State Senator Ted W. Lieu, who represents Santa Monica and the South Bay, announced today victims of crime who want to attend court proceedings involving their alleged perpetrator would have greater protections from fear and discrimination under his measure approved today by the Senate.
“Victims of crime in California have a constitutional right to attend all court proceedings related to the crime,” Lieu said about Senate Bill 288 after the Senate’s 34-0 vote. “These rights are not protected from employment discrimination within the Labor Code, however, and this bill corrects this problem by ensuring employment protections for those who choose to exercise their constitutional rights without fear of discrimination or retribution from their employer.”

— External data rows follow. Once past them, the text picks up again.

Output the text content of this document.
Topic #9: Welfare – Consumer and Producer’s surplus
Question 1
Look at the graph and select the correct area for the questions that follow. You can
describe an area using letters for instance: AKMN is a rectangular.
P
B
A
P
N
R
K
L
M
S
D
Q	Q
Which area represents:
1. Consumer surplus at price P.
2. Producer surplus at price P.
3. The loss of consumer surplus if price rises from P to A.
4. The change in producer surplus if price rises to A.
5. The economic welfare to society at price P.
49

Lieu, chair of the Senate Labor and Industrial Relations Committee, said current law prohibits discrimination or retaliation by an employer against an employee who takes time off to serve as a juror, to appear in court as a witness pursuant to a subpoena or other court order, or who is a domestic violence or sexual assault victim and is obtaining or attempting to obtain a restraining order or other injunctive relief for the health, safety, or welfare of the victim or his or her child.

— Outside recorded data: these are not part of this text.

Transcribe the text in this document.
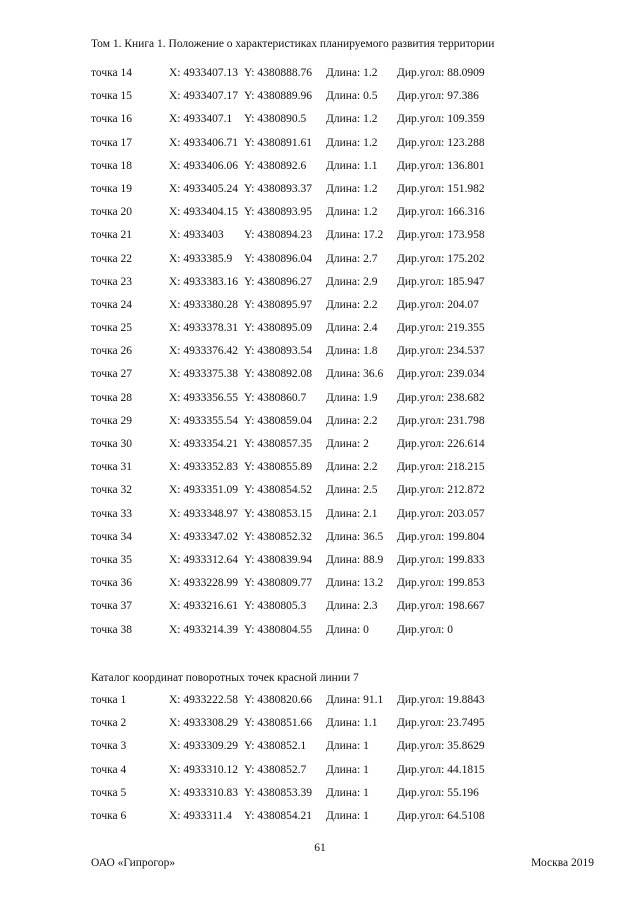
Том 1. Книга 1. Положение о характеристиках планируемого развития территории
точка 14	X: 4933407.13 Y: 4380888.76 Длина: 1.2 Дир.угол: 88.0909
точка 15	X: 4933407.17 Y: 4380889.96 Длина: 0.5 Дир.угол: 97.386
точка 16	X: 4933407.1 Y: 4380890.5 Длина: 1.2 Дир.угол: 109.359
точка 17	X: 4933406.71 Y: 4380891.61 Длина: 1.2 Дир.угол: 123.288
точка 18	X: 4933406.06 Y: 4380892.6 Длина: 1.1 Дир.угол: 136.801
точка 19	X: 4933405.24 Y: 4380893.37 Длина: 1.2 Дир.угол: 151.982
точка 20	X: 4933404.15 Y: 4380893.95 Длина: 1.2 Дир.угол: 166.316
точка 21	X: 4933403 Y: 4380894.23 Длина: 17.2 Дир.угол: 173.958
точка 22	X: 4933385.9 Y: 4380896.04 Длина: 2.7 Дир.угол: 175.202
точка 23	X: 4933383.16 Y: 4380896.27 Длина: 2.9 Дир.угол: 185.947
точка 24	X: 4933380.28 Y: 4380895.97 Длина: 2.2 Дир.угол: 204.07
точка 25	X: 4933378.31 Y: 4380895.09 Длина: 2.4 Дир.угол: 219.355
точка 26	X: 4933376.42 Y: 4380893.54 Длина: 1.8 Дир.угол: 234.537
точка 27	X: 4933375.38 Y: 4380892.08 Длина: 36.6 Дир.угол: 239.034
точка 28	X: 4933356.55 Y: 4380860.7 Длина: 1.9 Дир.угол: 238.682
точка 29	X: 4933355.54 Y: 4380859.04 Длина: 2.2 Дир.угол: 231.798
точка 30	X: 4933354.21 Y: 4380857.35 Длина: 2 Дир.угол: 226.614
точка 31	X: 4933352.83 Y: 4380855.89 Длина: 2.2 Дир.угол: 218.215
точка 32	X: 4933351.09 Y: 4380854.52 Длина: 2.5 Дир.угол: 212.872
точка 33	X: 4933348.97 Y: 4380853.15 Длина: 2.1 Дир.угол: 203.057
точка 34	X: 4933347.02 Y: 4380852.32 Длина: 36.5 Дир.угол: 199.804
точка 35	X: 4933312.64 Y: 4380839.94 Длина: 88.9 Дир.угол: 199.833
точка 36	X: 4933228.99 Y: 4380809.77 Длина: 13.2 Дир.угол: 199.853
точка 37	X: 4933216.61 Y: 4380805.3 Длина: 2.3 Дир.угол: 198.667
точка 38	X: 4933214.39 Y: 4380804.55 Длина: 0 Дир.угол: 0
Каталог координат поворотных точек красной линии 7
точка 1	X: 4933222.58 Y: 4380820.66 Длина: 91.1 Дир.угол: 19.8843
точка 2	X: 4933308.29 Y: 4380851.66 Длина: 1.1 Дир.угол: 23.7495
точка 3	X: 4933309.29 Y: 4380852.1 Длина: 1 Дир.угол: 35.8629
точка 4	X: 4933310.12 Y: 4380852.7 Длина: 1 Дир.угол: 44.1815
точка 5	X: 4933310.83 Y: 4380853.39 Длина: 1 Дир.угол: 55.196
точка 6	X: 4933311.4 Y: 4380854.21 Длина: 1 Дир.угол: 64.5108
61
ОАО «Гипрогор»	Москва 2019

Senate Bill 288 would amend state law to provide that employers may not discharge, discriminate against or retaliate against an employee who is a victim of specified offenses for taking time off from work to appear in court to be heard at any proceeding in which a right of the victim is at issue.
SB 288 would apply to those who have suffered direct or threatened physical, psychological, or financial harm as a result of a commission or attempted commission of a crime or delinquent act.
Under SB 288 a victim also includes a person’s spouse, parent, child, sibling or guardian. This is the same definition of victim contained in California’s constitution.
Specifically, SB 288 provides employment protections for victims of the most serious and violent crimes, including: Murder and solicitation of murder; kidnapping; carjacking; rape, stalking, and domestic violence; sex offenses; DUI vehicular manslaughter and other vehicular deaths; and child abuse the caused significant harm or death
“While victims have a California constitutional right to attend all court proceedings, they are not currently protected from employment discrimination if they choose to exercise their constitutional right,” Lieu said. “This bill will provide victims the peace of mind they deserve.”
SB 288 now faces review by the Assembly. No initial hearing date has yet been set.